In his sermon, Thielicke goes on to say that God’s kingdom is to be sought at the point where two lines of the Bible intersect. One is the descending line of divine judgment. This rarely consists in God’s destroying offenders with a thunderbolt from heaven but rather in leaving them to their own wretchedness. “There is nothing more terrible than the man who is left to himself,” Thielicke observes.

The other line is the ascending line of God’s kingdom. This is not a matter of evolution, human development, or the gradual Christianization of the world. Rather, it is a mysterious exercise of God’s dominion which is simultaneous with and contiguous to the other. Thielicke explains, “The manifestations of God’s will are emerging ever more clearly and conclusively in the very midst of decline and decay, and God’s sovereignty rules in power above all rebels and usurpers, bringing his great and ultimate plans for the world to fulfillment.”
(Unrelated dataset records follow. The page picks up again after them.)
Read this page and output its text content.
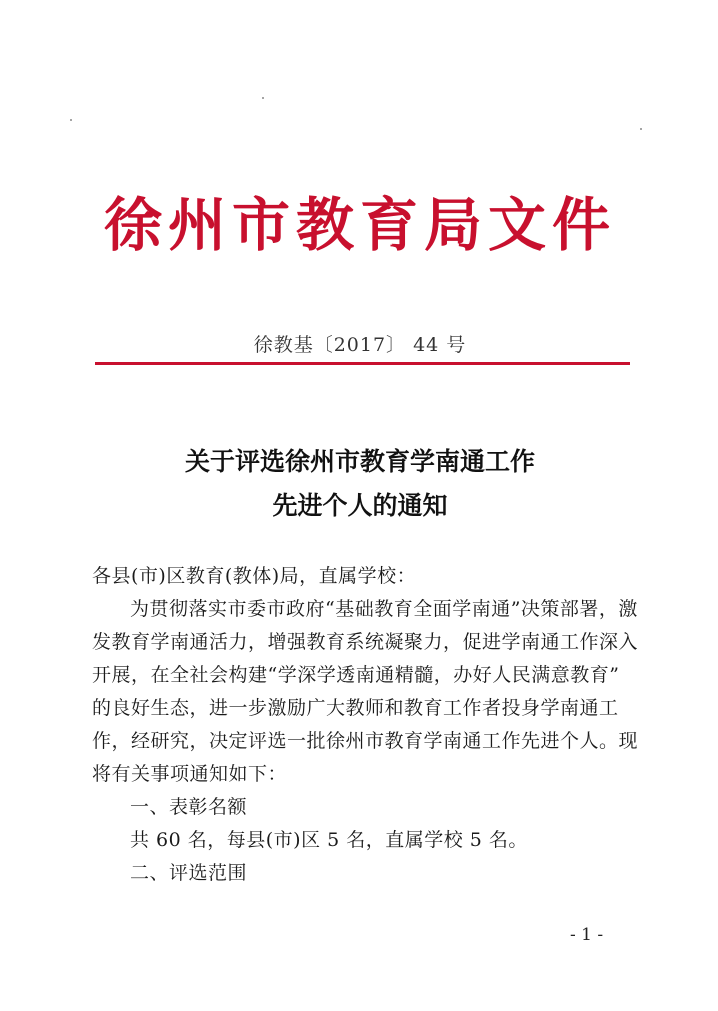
徐州市教育局文件
徐教基〔2017〕 44 号
关于评选徐州市教育学南通工作
先进个人的通知
各县(市)区教育(教体)局，直属学校：
为贯彻落实市委市政府“基础教育全面学南通”决策部署，激
发教育学南通活力，增强教育系统凝聚力，促进学南通工作深入
开展，在全社会构建“学深学透南通精髓，办好人民满意教育”
的良好生态，进一步激励广大教师和教育工作者投身学南通工
作，经研究，决定评选一批徐州市教育学南通工作先进个人。现
将有关事项通知如下：
一、表彰名额
共 60 名，每县(市)区 5 名，直属学校 5 名。
二、评选范围
- 1 -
This is as true of those natural events which shake the foundations of our world as it is of human affairs. Jesus is the one of whom the disciples said, “the wind and the sea obey Him” (Mark 4:41). Perhaps it is not so surprising that instead of being comforted by such a thought, they were filled with fear. Jesus controls the winds. He is the living one who died and is alive forevermore. He alone holds the keys to death and the grave (Rev. 1:18).